In this example, account_info_double() is used as a building block for a simple safety check before opening trades.


🟢 Detailed Explanation


1️⃣ Method Call

margin_level = await account.account_info_double(
    property_id=account_info_pb2.AccountInfoDoublePropertyType.ACCOUNT_MARGIN_LEVEL,
    deadline=deadline
)

This line performs one request for a single numeric account property.

  • ACCOUNT_MARGIN_LEVEL specifies which value to retrieve
  • the method asynchronously awaits the terminal's response
  • upon successful execution, a float is returned

At this stage:

  • no validation is performed
  • no value interpretation occurs
  • the number is returned exactly as provided by the terminal

2️⃣ Working with Return Value

print(f"Margin Level: {margin_level:.2f}%")

The return value is a regular Python number.

  • no protobuf objects
  • no nested structures
  • no additional data parsing required

The value can be immediately used in calculations, logs, or conditions.
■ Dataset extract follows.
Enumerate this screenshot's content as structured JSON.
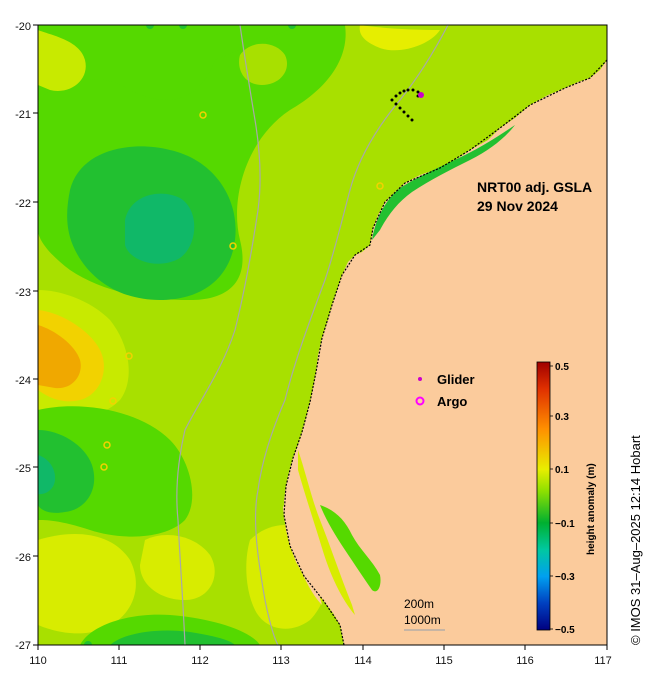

3️⃣ Applying Business Logic

if margin_level < min_level:
    raise ValueError(...)

After receiving the numeric value, regular user application logic begins.

In this example:

  • margin_level is the value returned from account_info_double()
  • min_level is a threshold defined by strategy logic or risk management

The code simply compares two numbers and makes a decision:

  • if margin level is below acceptable — execution is interrupted
  • if condition is met — function completes successfully

It's important to understand the boundary of responsibility:

  • account_info_double() only returns a number
  • comparison, interpretation, and reaction to the value are not part of the API

This is exactly how low-level methods are intended to be used — as a data source on top of which your own strategy logic is built.


What This Method Does

  • Requests one numeric account property
  • Performs one asynchronous call
  • Returns one value of type float

Typical use cases:

  • balance checking
  • equity monitoring
  • margin and free margin control
  • risk management conditions

Summary

  • account_info_double() is a low-level getter for numeric account properties.
  • It retrieves exactly one property per call.
  • The method returns a clean Python float, ready to use.
  • All decision-making logic remains on the calling code side.